A Cautionary Tale About Trading Comics (and it’s not what you think)

If you’ve ever been into a comic shop that has a large selection of back issues, then there’s a fair chance that they’ll be willing to buy your old (or unwanted) comics. Whether you’re taking them in because you no longer want them, you need the space, or you just want somebody else to enjoy the comics you’ve loved because you’ve no intention of ever reading them again; but before you decide to take the plunge and haul your comics into the shop you’ll probably want to at least think of doing two things: be very aware of what you’re physically getting rid of, but also be sure you no longer want them.

Yeah, there’s a story. 

About two and a half years ago I went through my scattered collection and attempted to bag and board everything, which is something I had been pretty neglectful in doing over the years. I also came across boxes of comics that I had long forgotten I owned, thanks to some quick packing when I last moved (some of which were stored in an old fish tank box). Needless to say it was a daunting and time consuming task that took me three solid days of sorting before I was even close to being able to formulate a system (which I eventually did two years later – but that’s a story for another day).

Montrealites longbox
Not actually my collection – I sourced this from Montrealites.

After days bagging and boarding hundred and hundreds of comics – I went through at least four packages of bags and boards, and that wasn’t enough for half of them –  I had separated out a fairly large selection of them that I didn’t particularly care for anymore; including, but not limited too, the full run of pre New 52 Blue Beetle featuring Jamie Reyes, the last run of Ultimate Comics (you know the one that featured Divided We Stand, or something like that? ) and much of the Heroic Age Avengers comics.

Whatever the reasons behind me wanting to dump them, I boxed them up (some bagged and boarded, some not) and trucked them down to a local comic shop. I left them there to get appraised, and a week or two later I asked about them (I wasn’t in a rush for the money at the time). Understandably, and unsurprisingly, they weren’t really worth all that much and the  shop didn’t have a need for them at the time, so I shrugged and told him I’d pick them up when I had a chance to park out front so I wasn’t lugging them several blocks to the car park. Fast forward several months (I also wasn’t in a rush to get the comics back because of space constraints) when I had finally parked the car out front of the shop, and neither of us could find where the box of comics had been stashed after a recent reorganization for a Magic tournament. No worries, I thought; I know where they are, and they’ll turn up eventually.
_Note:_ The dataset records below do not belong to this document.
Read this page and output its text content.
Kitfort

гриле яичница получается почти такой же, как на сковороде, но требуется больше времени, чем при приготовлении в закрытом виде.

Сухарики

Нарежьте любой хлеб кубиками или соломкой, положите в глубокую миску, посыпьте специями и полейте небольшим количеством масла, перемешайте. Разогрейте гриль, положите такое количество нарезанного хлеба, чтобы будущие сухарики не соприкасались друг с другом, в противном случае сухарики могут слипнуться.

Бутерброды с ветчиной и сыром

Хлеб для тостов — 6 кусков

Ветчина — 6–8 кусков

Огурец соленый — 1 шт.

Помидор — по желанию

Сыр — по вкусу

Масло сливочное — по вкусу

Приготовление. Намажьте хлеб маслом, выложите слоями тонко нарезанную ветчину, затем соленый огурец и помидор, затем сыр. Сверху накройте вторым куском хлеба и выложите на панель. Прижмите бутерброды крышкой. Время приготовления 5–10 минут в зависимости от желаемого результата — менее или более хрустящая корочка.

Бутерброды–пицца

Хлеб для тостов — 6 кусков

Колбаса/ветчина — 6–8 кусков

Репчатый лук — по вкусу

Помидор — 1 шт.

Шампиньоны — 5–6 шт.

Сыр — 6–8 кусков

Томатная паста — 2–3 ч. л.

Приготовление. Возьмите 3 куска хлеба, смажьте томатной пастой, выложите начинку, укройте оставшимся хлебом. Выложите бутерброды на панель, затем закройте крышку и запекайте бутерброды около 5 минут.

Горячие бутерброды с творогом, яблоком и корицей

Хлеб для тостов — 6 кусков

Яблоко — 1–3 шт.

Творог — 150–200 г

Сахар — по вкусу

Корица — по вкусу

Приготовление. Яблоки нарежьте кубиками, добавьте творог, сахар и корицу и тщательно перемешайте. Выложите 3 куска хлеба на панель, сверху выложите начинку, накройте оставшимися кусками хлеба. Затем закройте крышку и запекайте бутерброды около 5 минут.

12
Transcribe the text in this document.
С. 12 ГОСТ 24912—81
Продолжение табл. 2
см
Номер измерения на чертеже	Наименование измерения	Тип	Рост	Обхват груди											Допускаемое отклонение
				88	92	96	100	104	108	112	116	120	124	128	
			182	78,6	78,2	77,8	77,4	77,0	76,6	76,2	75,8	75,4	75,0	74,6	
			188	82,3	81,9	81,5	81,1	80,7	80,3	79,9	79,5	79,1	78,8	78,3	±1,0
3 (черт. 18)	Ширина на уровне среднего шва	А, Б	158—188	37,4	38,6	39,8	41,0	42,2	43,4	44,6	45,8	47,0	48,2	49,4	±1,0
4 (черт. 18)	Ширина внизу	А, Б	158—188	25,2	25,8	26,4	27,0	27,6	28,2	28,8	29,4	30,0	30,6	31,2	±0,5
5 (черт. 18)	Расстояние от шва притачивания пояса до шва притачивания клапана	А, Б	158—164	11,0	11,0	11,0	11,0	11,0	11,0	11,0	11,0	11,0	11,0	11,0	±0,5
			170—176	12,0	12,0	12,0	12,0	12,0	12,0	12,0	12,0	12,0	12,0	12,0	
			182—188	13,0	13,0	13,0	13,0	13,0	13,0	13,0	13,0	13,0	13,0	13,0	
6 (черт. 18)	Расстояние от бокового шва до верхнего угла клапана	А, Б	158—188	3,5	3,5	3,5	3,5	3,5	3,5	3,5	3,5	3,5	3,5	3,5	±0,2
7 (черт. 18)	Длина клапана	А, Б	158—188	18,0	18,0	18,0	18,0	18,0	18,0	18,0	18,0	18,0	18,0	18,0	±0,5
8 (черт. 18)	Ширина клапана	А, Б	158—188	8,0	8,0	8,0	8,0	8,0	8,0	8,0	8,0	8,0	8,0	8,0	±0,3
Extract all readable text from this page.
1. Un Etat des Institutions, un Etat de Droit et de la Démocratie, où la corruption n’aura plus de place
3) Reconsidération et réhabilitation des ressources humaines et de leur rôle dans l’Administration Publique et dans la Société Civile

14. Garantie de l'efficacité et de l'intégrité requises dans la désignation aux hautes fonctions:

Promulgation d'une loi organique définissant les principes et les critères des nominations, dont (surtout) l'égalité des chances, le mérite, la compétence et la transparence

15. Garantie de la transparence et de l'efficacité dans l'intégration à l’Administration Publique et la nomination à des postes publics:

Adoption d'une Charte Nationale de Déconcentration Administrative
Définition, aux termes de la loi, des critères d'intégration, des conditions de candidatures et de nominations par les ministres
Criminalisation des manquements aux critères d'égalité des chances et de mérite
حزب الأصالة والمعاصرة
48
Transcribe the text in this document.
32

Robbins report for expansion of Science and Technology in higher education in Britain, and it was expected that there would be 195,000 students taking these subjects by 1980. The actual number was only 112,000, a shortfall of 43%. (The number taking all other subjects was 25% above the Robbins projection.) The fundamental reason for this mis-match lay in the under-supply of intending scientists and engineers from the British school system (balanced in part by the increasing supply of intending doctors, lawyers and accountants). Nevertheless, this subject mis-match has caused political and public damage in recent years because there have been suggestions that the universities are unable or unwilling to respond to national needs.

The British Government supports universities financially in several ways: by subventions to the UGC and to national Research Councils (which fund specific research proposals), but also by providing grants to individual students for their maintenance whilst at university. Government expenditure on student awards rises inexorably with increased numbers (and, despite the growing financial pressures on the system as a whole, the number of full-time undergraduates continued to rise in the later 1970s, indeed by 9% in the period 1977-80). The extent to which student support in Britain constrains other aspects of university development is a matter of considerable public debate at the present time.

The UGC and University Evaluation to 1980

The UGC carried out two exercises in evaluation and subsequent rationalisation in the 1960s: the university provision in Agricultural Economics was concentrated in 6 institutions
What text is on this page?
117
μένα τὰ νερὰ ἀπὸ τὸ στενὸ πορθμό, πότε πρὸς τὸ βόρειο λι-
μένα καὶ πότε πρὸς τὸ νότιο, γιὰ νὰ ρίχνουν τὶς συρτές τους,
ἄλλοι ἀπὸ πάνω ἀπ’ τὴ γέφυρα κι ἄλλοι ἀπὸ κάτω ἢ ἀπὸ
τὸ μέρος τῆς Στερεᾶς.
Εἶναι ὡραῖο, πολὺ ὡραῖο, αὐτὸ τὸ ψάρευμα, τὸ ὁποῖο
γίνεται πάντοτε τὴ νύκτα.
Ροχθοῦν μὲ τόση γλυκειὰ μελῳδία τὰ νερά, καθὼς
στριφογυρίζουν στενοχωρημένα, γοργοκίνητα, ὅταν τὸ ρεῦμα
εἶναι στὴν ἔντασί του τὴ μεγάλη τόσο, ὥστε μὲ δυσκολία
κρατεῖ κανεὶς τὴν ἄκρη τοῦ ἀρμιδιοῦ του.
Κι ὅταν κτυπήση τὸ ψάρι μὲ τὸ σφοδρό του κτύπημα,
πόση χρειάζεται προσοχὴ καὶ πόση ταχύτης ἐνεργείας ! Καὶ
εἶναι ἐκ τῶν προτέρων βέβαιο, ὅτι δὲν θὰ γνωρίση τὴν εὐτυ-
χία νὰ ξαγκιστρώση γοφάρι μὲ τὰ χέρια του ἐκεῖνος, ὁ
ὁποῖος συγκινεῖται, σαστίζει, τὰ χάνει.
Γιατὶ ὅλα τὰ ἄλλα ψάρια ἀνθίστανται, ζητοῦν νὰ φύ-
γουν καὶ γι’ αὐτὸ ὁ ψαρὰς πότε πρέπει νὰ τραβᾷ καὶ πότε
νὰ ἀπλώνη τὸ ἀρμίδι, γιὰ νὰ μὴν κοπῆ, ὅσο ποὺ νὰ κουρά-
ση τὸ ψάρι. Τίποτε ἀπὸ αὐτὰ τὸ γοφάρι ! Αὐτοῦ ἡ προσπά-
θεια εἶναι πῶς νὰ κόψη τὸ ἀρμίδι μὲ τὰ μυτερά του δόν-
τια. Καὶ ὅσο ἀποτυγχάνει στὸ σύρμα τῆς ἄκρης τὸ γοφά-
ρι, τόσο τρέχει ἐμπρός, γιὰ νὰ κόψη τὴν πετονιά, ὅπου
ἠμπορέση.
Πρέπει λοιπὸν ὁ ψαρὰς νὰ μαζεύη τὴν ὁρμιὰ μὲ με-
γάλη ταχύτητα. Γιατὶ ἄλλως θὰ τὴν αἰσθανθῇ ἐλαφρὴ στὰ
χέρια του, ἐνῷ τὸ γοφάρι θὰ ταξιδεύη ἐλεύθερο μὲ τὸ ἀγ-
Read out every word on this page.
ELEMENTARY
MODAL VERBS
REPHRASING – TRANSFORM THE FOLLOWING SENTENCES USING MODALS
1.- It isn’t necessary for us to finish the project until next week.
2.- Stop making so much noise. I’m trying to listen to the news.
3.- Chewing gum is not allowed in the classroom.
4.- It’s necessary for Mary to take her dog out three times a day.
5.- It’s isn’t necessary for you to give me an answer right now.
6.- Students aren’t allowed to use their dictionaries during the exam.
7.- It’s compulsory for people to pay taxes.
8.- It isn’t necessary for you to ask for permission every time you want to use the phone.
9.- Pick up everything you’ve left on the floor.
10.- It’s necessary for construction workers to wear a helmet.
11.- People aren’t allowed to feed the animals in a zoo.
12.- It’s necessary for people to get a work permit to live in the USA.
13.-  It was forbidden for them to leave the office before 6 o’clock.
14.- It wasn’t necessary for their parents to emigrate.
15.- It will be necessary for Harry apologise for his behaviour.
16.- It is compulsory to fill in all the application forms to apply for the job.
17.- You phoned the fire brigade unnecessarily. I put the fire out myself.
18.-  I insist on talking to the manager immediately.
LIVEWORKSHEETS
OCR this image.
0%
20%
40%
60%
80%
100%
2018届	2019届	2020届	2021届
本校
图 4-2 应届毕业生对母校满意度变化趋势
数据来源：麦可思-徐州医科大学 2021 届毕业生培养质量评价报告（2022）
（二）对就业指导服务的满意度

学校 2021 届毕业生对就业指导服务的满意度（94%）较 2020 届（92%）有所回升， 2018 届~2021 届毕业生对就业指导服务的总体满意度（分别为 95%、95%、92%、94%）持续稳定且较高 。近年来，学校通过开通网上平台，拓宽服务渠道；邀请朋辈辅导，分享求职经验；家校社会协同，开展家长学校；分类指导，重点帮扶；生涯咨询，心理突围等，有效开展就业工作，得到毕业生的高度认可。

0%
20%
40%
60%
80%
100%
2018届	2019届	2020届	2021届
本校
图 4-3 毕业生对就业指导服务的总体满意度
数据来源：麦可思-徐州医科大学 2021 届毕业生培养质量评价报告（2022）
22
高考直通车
blue-beetle 1 Two and a half years after I originally traded them in, I was listening to an episode of Graphic Policy radio in which hosts Brett and Elana were talking about DC’s Rebirth and the New 52. It was during the discussion that Elana had brought up the most recent Blue Beetle, Jaime Reyes, and I remembered how much fun the series was when I read it what felt like a life time ago, and the reminded me that those comics were in a box somewhere in the shop. Granted I’d looked for them here and there, but never with any real gusto. But now I wanted to reread some of them.

The next time I went into the comic shop, on a Tuesday, I decided to  have one last look around, who know? Maybe I’d see something I hadn’t before, I thought. Well, wouldn’t you know it, in a corner of the store room that I’m sure both the owner and I walked past numerous times before there was a box bearing the logo of a certain online grocery store that the owner had never heard of.


So I took the box home (stupidly, I walked more than half an hour with about 25lbs of comics in some relatively warm weather) only to discover that at least a third of the box wasn’t mine. So two days later, I trot back to the store to return the books that weren’t mine and had another dig in the same corner, finding what was missing pretty easily. Or at least, most of what was missing.

And here’s the point I need to impress upon you. If you ever take a box of comics into a shop to trade in, make a list of what you take in. Had I done that, then I’d be able to make sure that the books I brought home were all mine; I’m at least partly sure that I have 98% of my books back, minus an issue or three, but I have no idea which ones (if any) I’m actually missing aside from two issues of Blue Beetle; and that’s my second point – if you do take something in to trade, be sure that you never want to read it again. Of all the comics and graphic novels I have gotten rid of over the years, I don’t actually miss any of them. Hell, I don’t even know the names of most of them (which is a good indication that I didn’t miss them), but Blue Beetle was always a series I kept thinking about even after I took it into the shop to trade in.

If you do ever take your comics in to trade in, and the comic shop doesn’t take them? Then it’s probably not the best idea to leave them after the appraisal for two plus years because you’re too lazy to carry them a few blocks. Although maybe by the time you finally do get them back, you actually want them again, like I did, there’s a much greater chance that the shop will absorb them into their stock over time.